While Easter Weekend didn't have quite the fishing report that many were expecting, it wasn't awful either. The truth is, that it was really rather good. Just those people, who had been hearing about the super yellowfin tuna bite and had come to the coast to take advantage of it, were disappointed not to be stocking their freezers with tuna steaks. Well, plenty of other fish bit pretty well, so it should be hard to be real disappointed.
The weather was warm enough, reaching into the 70's, with mild overnight lows, and the rain mostly held off until Monday. The forecast for this week has the wind staying pretty gusty through Wednesday, then becoming better on Thursday and even nicer on Friday. The long range wind forecast wasn't yet posted as I wrote this, but hopefully it will be a calm weekend also.

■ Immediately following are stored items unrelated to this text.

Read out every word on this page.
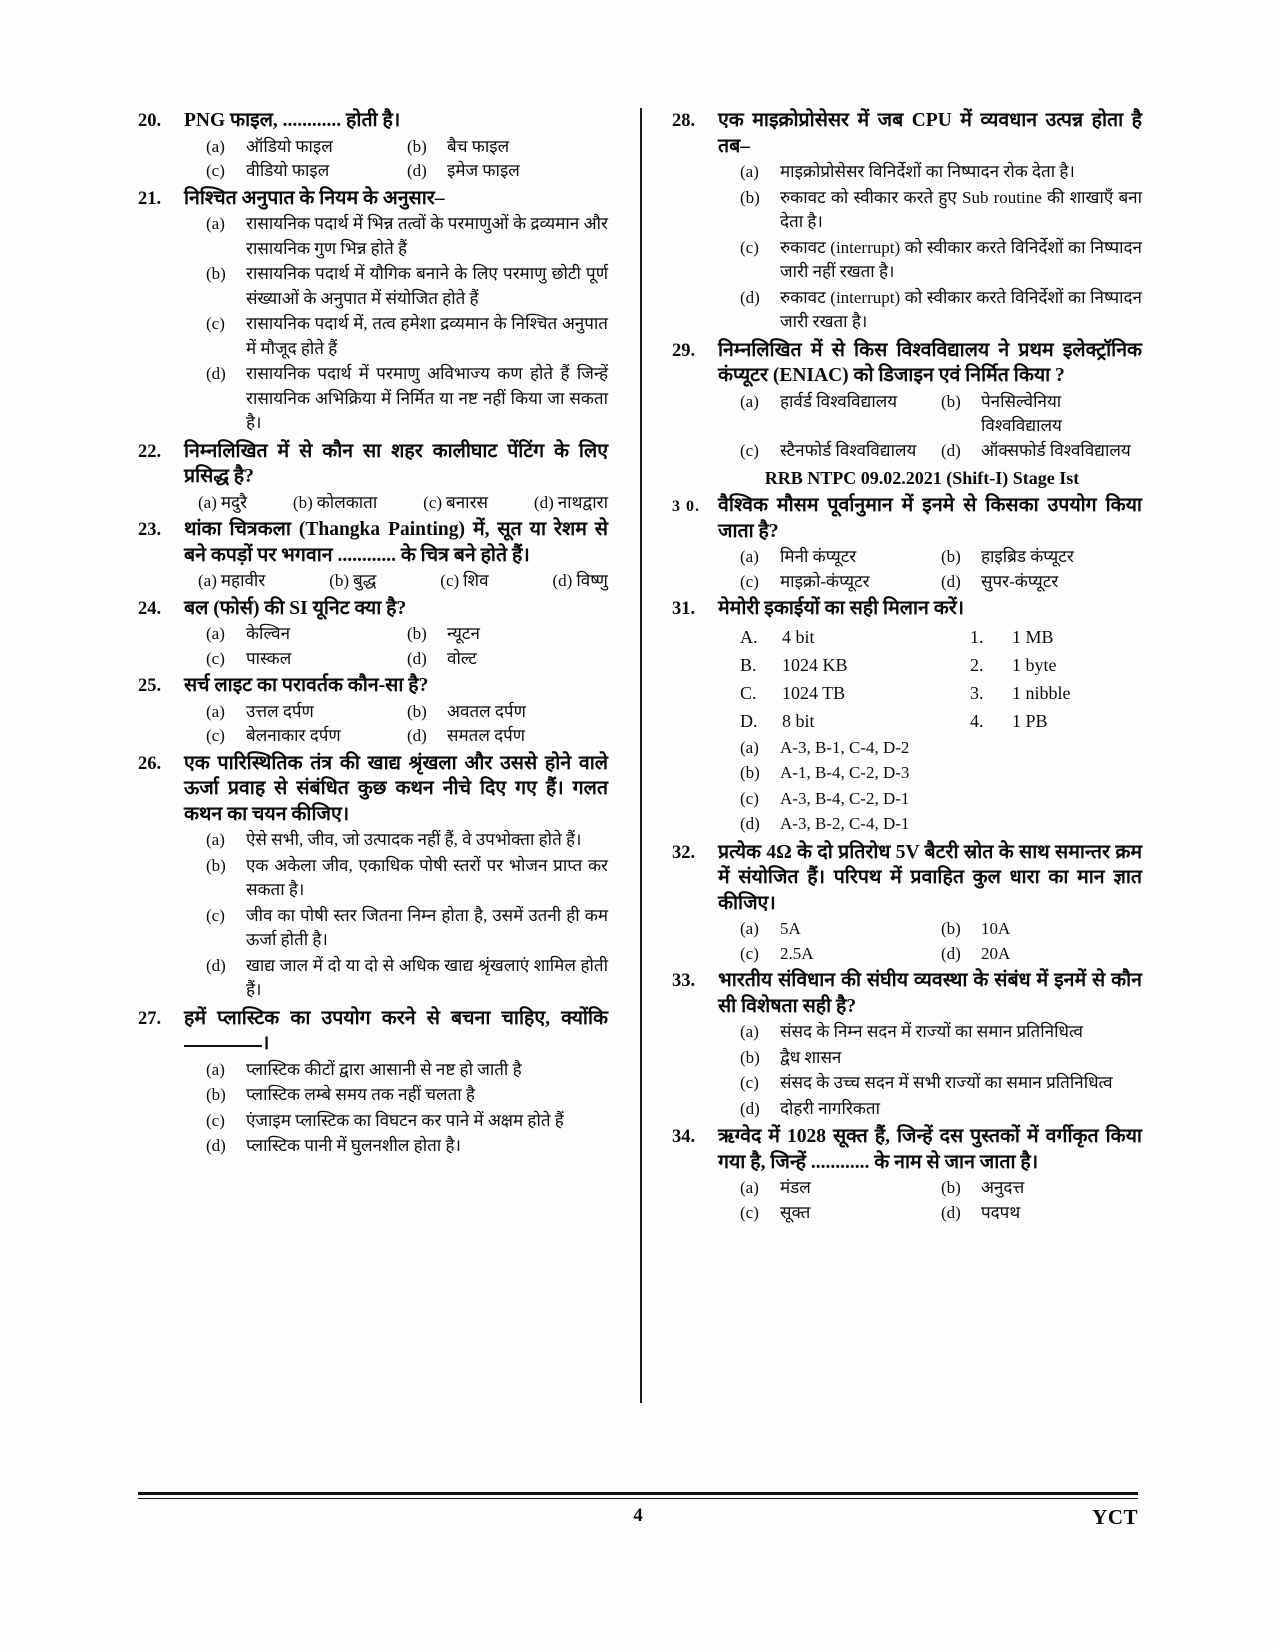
20.	PNG फाइल, ............ होती है।
(a)	ऑडियो फाइल	(b)	बैच फाइल
(c)	वीडियो फाइल	(d)	इमेज फाइल
21.	निश्चित अनुपात के नियम के अनुसार–
(a)	रासायनिक पदार्थ में भिन्न तत्वों के परमाणुओं के द्रव्यमान और रासायनिक गुण भिन्न होते हैं
(b)	रासायनिक पदार्थ में यौगिक बनाने के लिए परमाणु छोटी पूर्ण संख्याओं के अनुपात में संयोजित होते हैं
(c)	रासायनिक पदार्थ में, तत्व हमेशा द्रव्यमान के निश्चित अनुपात में मौजूद होते हैं
(d)	रासायनिक पदार्थ में परमाणु अविभाज्य कण होते हैं जिन्हें रासायनिक अभिक्रिया में निर्मित या नष्ट नहीं किया जा सकता है।
22.	निम्नलिखित में से कौन सा शहर कालीघाट पेंटिंग के लिए प्रसिद्ध है?
(a) मदुरै	(b) कोलकाता	(c) बनारस	(d) नाथद्वारा
23.	थांका चित्रकला (Thangka Painting) में, सूत या रेशम से बने कपड़ों पर भगवान ............ के चित्र बने होते हैं।
(a) महावीर	(b) बुद्ध	(c) शिव	(d) विष्णु
24.	बल (फोर्स) की SI यूनिट क्या है?
(a)	केल्विन	(b)	न्यूटन
(c)	पास्कल	(d)	वोल्ट
25.	सर्च लाइट का परावर्तक कौन-सा है?
(a)	उत्तल दर्पण	(b)	अवतल दर्पण
(c)	बेलनाकार दर्पण	(d)	समतल दर्पण
26.	एक पारिस्थितिक तंत्र की खाद्य श्रृंखला और उससे होने वाले ऊर्जा प्रवाह से संबंधित कुछ कथन नीचे दिए गए हैं। गलत कथन का चयन कीजिए।
(a)	ऐसे सभी, जीव, जो उत्पादक नहीं हैं, वे उपभोक्ता होते हैं।
(b)	एक अकेला जीव, एकाधिक पोषी स्तरों पर भोजन प्राप्त कर सकता है।
(c)	जीव का पोषी स्तर जितना निम्न होता है, उसमें उतनी ही कम ऊर्जा होती है।
(d)	खाद्य जाल में दो या दो से अधिक खाद्य श्रृंखलाएं शामिल होती हैं।
27.	हमें प्लास्टिक का उपयोग करने से बचना चाहिए, क्योंकि ।
(a)	प्लास्टिक कीटों द्वारा आसानी से नष्ट हो जाती है
(b)	प्लास्टिक लम्बे समय तक नहीं चलता है
(c)	एंजाइम प्लास्टिक का विघटन कर पाने में अक्षम होते हैं
(d)	प्लास्टिक पानी में घुलनशील होता है।
28.	एक माइक्रोप्रोसेसर में जब CPU में व्यवधान उत्पन्न होता है तब–
(a)	माइक्रोप्रोसेसर विनिर्देशों का निष्पादन रोक देता है।
(b)	रुकावट को स्वीकार करते हुए Sub routine की शाखाएँ बना देता है।
(c)	रुकावट (interrupt) को स्वीकार करते विनिर्देशों का निष्पादन जारी नहीं रखता है।
(d)	रुकावट (interrupt) को स्वीकार करते विनिर्देशों का निष्पादन जारी रखता है।
29.	निम्नलिखित में से किस विश्वविद्यालय ने प्रथम इलेक्ट्रॉनिक कंप्यूटर (ENIAC) को डिजाइन एवं निर्मित किया ?
(a)	हार्वर्ड विश्वविद्यालय	(b)	पेनसिल्वेनिया विश्वविद्यालय
(c)	स्टैनफोर्ड विश्वविद्यालय	(d)	ऑक्सफोर्ड विश्वविद्यालय
RRB NTPC 09.02.2021 (Shift-I) Stage Ist
3 0. वैश्विक मौसम पूर्वानुमान में इनमे से किसका उपयोग किया जाता है?
(a)	मिनी कंप्यूटर	(b)	हाइब्रिड कंप्यूटर
(c)	माइक्रो-कंप्यूटर	(d)	सुपर-कंप्यूटर
31.	मेमोरी इकाईयों का सही मिलान करें।
A.	4 bit	1.	1 MB
B.	1024 KB	2.	1 byte
C.	1024 TB	3.	1 nibble
D.	8 bit	4.	1 PB
(a)	A-3, B-1, C-4, D-2
(b)	A-1, B-4, C-2, D-3
(c)	A-3, B-4, C-2, D-1
(d)	A-3, B-2, C-4, D-1
32.	प्रत्येक 4Ω के दो प्रतिरोध 5V बैटरी स्रोत के साथ समान्तर क्रम में संयोजित हैं। परिपथ में प्रवाहित कुल धारा का मान ज्ञात कीजिए।
(a)	5A	(b)	10A
(c)	2.5A	(d)	20A
33.	भारतीय संविधान की संघीय व्यवस्था के संबंध में इनमें से कौन सी विशेषता सही है?
(a)	संसद के निम्न सदन में राज्यों का समान प्रतिनिधित्व
(b)	द्वैध शासन
(c)	संसद के उच्च सदन में सभी राज्यों का समान प्रतिनिधित्व
(d)	दोहरी नागरिकता
34.	ऋग्वेद में 1028 सूक्त हैं, जिन्हें दस पुस्तकों में वर्गीकृत किया गया है, जिन्हें ............ के नाम से जान जाता है।
(a)	मंडल	(b)	अनुदत्त
(c)	सूक्त	(d)	पदपथ
4	YCT
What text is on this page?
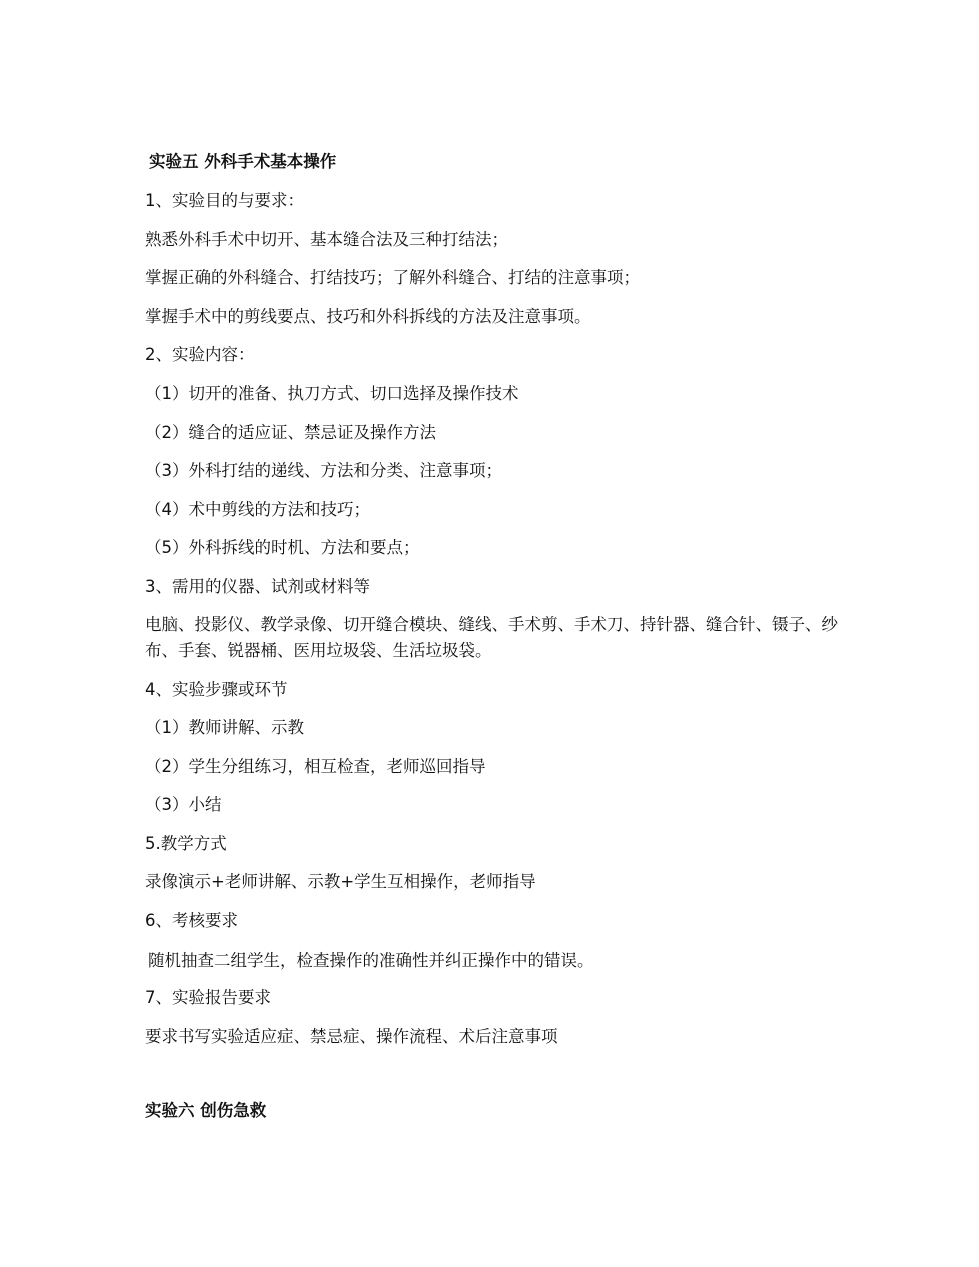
实验五 外科手术基本操作

1、实验目的与要求：

熟悉外科手术中切开、基本缝合法及三种打结法；

掌握正确的外科缝合、打结技巧；了解外科缝合、打结的注意事项；

掌握手术中的剪线要点、技巧和外科拆线的方法及注意事项。

2、实验内容：

（1）切开的准备、执刀方式、切口选择及操作技术

（2）缝合的适应证、禁忌证及操作方法

（3）外科打结的递线、方法和分类、注意事项；

（4）术中剪线的方法和技巧；

（5）外科拆线的时机、方法和要点；

3、需用的仪器、试剂或材料等

电脑、投影仪、教学录像、切开缝合模块、缝线、手术剪、手术刀、持针器、缝合针、镊子、纱布、手套、锐器桶、医用垃圾袋、生活垃圾袋。

4、实验步骤或环节

（1）教师讲解、示教

（2）学生分组练习，相互检查，老师巡回指导

（3）小结

5.教学方式

录像演示+老师讲解、示教+学生互相操作，老师指导

6、考核要求

随机抽查二组学生，检查操作的准确性并纠正操作中的错误。

7、实验报告要求

要求书写实验适应症、禁忌症、操作流程、术后注意事项

实验六 创伤急救
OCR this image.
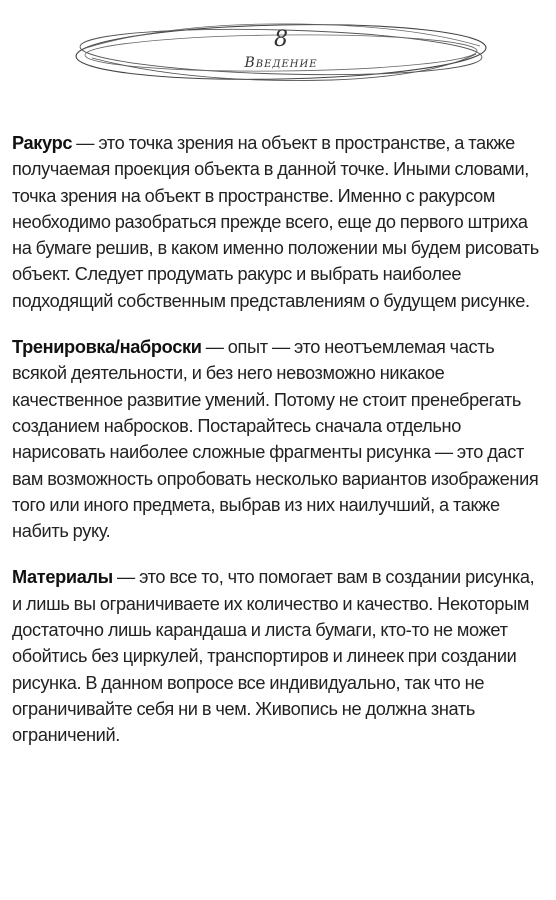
8
Введение

Ракурс — это точка зрения на объект в пространстве, а также получаемая проекция объекта в данной точке. Иными словами, точка зрения на объект в пространстве. Именно с ракурсом необходимо разобраться прежде всего, еще до первого штриха на бумаге решив, в каком именно положении мы будем рисовать объект. Следует продумать ракурс и выбрать наиболее подходящий собственным представлениям о будущем рисунке.

Тренировка/наброски — опыт — это неотъемлемая часть всякой деятельности, и без него невозможно никакое качественное развитие умений. Потому не стоит пренебрегать созданием набросков. Постарайтесь сначала отдельно нарисовать наиболее сложные фрагменты рисунка — это даст вам возможность опробовать несколько вариантов изображения того или иного предмета, выбрав из них наилучший, а также набить руку.

Материалы — это все то, что помогает вам в создании рисунка, и лишь вы ограничиваете их количество и качество. Некоторым достаточно лишь карандаша и листа бумаги, кто-то не может обойтись без циркулей, транспортиров и линеек при создании рисунка. В данном вопросе все индивидуально, так что не ограничивайте себя ни в чем. Живопись не должна знать ограничений.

With the exception of around Cape Hatteras, it seems the tuna took the weekend off. There were a few tuna caught south of that area, but not anything like it had been for the past few weeks. This should just be a dip in the catches, with the tuna season continuing strong for another month or so.
Replacing the tuna in many offshore catches were lots of king mackerel, some wahoo, and good numbers of smaller dolphin. The forecast was a little off and the ocean was rougher than predicted, but most folks caught some fish and that helped make the long ride in and out easier to handle.
I made a trip myself to the Blackjack Hole on Friday and caught a nice wahoo and several dolphin. The fellows I fished with went back on Saturday and caught two yellowfins. We fished a shrinking warm water upwelling on Friday, that they said had totally disappeared by Saturday.
Smaller king mackerel have been spread along most of the coast for a while now. This weekend the numbers jumped significantly. While they were caught in many places, the bite was strong just east of Frying Pan Tower, off Cape Fear, between 14 Buoy and the Big Rock, off Cape Lookout, and around the wrecks off the end of Diamond Shoals, at Cape Hatteras. One citation king was weighed at Hatteras Harbor Marina, so they aren't all small kings either.
This hot king bite should get better and move inshore over the next few weeks, as the water slowly warms and moves inshore. These early kings are hitting a variety of spoons, lures, and frozen cigar minnows.
False albacore were caught from the NC/SC State Line up to about Drum Inlet. They came close enough to the beach to terrorize the pluggers at several piers, but most were a couple of miles offshore.
The Atlantic bonito made a short appearance off Wrightsville Beach and Ocean Isle late last week, but disappeared over the weekend. They were mixed in with the false albacore. Several experienced charter captains have said that when they return, which could be as early as this week, they should be around in good numbers and with big appetites.
Most of the ocean piers have reported sporadic to good catches of fish. Sea mullet (whiting) continue to be the most reliable catch. They will bite during the daytime, but fishing at night, with fresh shrimp, has been the most productive. The rest of the pier catch includes puffers, bluefish, gray trout, false albacore, and a variety of small sharks.
Other inshore and nearshore reports include some growing gray trout catches, both in the ocean and some inside waters, plus a few speckled trout, and some scattered red drum. This weekend was the first consistent catch of big red drum in the surf at Cape Hatteras. The smaller red drum are getting active and feeding in many of the sounds and marshes.